- Occupation: Physician

= Matthew Pattenson =

English physician

Matthew Pattenson (fl. 1623) was an English royal physician and Catholic controversialist.

==Biography==
Pattenson was a medical practitioner in the reign of James I, and was appointed physician in ordinary to Charles I. He wrote ‘The Image of Bothe Churches, Hiervsalem and Babel, Vnitie and Confusion, Obedienc [sic] and Sedition. By P. D. M.,’ Tournay (Adrian Quinque), 1623, 8vo, pp. 461; London, 1653, 12mo, pp. 643. Dedicated to Charles, prince of Wales.
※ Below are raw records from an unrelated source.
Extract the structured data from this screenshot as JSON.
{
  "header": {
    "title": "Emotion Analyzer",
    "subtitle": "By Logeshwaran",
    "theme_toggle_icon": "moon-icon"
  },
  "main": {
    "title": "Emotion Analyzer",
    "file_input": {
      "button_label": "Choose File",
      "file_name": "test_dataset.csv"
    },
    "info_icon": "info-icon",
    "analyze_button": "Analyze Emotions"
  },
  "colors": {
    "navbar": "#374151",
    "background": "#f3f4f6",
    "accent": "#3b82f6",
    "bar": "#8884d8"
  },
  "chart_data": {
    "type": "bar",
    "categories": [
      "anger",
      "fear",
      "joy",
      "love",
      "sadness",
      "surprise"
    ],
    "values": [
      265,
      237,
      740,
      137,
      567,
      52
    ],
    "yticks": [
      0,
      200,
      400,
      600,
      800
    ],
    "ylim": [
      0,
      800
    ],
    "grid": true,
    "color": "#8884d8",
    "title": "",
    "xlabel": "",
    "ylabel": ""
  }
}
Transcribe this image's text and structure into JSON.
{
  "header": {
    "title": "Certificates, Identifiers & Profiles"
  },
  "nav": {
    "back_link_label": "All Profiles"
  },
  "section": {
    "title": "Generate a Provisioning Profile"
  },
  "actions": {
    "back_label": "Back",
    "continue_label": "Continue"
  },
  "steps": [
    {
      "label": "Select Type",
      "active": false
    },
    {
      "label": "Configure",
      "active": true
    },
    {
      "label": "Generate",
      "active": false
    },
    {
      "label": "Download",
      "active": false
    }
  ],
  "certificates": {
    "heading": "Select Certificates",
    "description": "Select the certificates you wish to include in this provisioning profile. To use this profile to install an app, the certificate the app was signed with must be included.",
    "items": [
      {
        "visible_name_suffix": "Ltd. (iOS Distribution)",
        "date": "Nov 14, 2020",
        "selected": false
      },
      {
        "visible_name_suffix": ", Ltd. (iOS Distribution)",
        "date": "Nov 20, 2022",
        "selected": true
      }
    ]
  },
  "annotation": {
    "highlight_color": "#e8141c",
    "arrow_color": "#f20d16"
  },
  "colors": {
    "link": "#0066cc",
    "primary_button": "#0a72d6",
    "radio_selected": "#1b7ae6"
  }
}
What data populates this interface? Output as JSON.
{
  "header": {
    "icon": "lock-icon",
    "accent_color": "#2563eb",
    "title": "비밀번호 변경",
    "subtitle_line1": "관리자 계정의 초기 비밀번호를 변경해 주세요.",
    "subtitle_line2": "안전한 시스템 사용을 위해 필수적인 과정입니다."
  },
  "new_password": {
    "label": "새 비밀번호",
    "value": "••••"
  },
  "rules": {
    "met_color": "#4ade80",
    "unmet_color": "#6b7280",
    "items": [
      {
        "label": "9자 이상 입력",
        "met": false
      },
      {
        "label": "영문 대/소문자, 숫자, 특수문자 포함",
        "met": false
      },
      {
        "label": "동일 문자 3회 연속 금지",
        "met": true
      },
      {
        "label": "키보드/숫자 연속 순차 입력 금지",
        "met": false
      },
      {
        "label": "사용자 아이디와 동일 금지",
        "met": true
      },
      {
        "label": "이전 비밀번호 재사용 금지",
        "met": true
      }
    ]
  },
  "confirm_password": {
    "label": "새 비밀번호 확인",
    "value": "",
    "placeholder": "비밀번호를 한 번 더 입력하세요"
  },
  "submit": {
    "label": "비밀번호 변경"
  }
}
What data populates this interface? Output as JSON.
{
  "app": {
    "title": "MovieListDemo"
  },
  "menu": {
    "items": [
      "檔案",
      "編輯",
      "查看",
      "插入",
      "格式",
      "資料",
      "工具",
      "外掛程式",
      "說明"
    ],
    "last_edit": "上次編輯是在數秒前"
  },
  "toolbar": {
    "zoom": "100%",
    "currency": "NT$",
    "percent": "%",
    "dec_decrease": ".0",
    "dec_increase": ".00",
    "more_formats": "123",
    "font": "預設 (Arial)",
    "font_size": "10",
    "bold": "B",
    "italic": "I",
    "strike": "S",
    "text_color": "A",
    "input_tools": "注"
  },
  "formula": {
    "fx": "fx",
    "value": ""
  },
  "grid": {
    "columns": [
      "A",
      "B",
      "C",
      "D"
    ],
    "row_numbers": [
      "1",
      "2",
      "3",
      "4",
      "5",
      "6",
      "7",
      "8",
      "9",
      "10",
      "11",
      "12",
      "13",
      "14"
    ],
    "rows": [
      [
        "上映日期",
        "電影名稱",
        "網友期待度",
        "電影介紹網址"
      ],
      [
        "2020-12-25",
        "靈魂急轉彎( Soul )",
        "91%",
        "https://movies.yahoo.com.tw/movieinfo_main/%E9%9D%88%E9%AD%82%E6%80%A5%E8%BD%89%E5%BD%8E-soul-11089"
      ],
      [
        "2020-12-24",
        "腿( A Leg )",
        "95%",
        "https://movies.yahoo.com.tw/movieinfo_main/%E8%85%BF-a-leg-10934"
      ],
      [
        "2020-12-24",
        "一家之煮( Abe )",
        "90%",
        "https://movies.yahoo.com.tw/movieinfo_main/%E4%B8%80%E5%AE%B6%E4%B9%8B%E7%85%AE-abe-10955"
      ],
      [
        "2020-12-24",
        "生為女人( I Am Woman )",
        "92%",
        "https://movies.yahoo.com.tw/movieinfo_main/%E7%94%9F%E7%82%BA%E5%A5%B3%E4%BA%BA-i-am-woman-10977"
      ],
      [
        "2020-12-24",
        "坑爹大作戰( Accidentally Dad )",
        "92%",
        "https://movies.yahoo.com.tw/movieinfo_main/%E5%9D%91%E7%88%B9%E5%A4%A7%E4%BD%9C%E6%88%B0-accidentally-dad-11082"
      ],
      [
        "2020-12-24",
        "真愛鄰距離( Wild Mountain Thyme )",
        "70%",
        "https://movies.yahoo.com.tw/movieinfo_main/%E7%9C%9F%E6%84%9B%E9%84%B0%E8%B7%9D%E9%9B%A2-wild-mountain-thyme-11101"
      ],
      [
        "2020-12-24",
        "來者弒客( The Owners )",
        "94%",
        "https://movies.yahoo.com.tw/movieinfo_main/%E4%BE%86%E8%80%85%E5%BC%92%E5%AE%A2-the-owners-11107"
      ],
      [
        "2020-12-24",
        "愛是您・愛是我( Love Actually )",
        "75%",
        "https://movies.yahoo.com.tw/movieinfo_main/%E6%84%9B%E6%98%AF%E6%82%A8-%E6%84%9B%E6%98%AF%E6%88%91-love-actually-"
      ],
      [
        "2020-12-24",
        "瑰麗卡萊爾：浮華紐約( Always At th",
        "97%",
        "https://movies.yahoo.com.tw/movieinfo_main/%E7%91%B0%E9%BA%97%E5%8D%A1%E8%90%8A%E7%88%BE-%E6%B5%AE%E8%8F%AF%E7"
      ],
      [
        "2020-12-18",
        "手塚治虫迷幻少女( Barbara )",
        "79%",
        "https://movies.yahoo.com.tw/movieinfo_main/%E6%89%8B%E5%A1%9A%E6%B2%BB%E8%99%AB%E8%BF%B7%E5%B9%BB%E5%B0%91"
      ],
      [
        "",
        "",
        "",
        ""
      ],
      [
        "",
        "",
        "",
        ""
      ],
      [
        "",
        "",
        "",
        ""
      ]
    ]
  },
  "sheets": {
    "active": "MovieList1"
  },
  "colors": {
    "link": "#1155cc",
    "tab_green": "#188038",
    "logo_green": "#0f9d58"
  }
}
Gee, in his ‘Foot out of the Snare,’ 1624, mentions the work as by ‘M. Pateson, now in London, a bitter and seditious book.’ The authorship is also ascribed to Pattenson in the preface to Foulis's ‘History of the Romish Treasons and Usurpations,’ 1671; and by Wood, who states that the contents of the work were ‘mostly collected from the answers of Anti-Cotton, and John Brierley, Priest’ (Athenæ Oxon. ed. Bliss, iv. 139). Charles Butler highly commends the work, remarking that ‘in a short compass it comprises much useful information, and many excellent observations, arranged methodically, in a style always perspicuous, and generally elegant’ (Hist. Memoirs of the English Catholics, 3rd edit. iv. 453).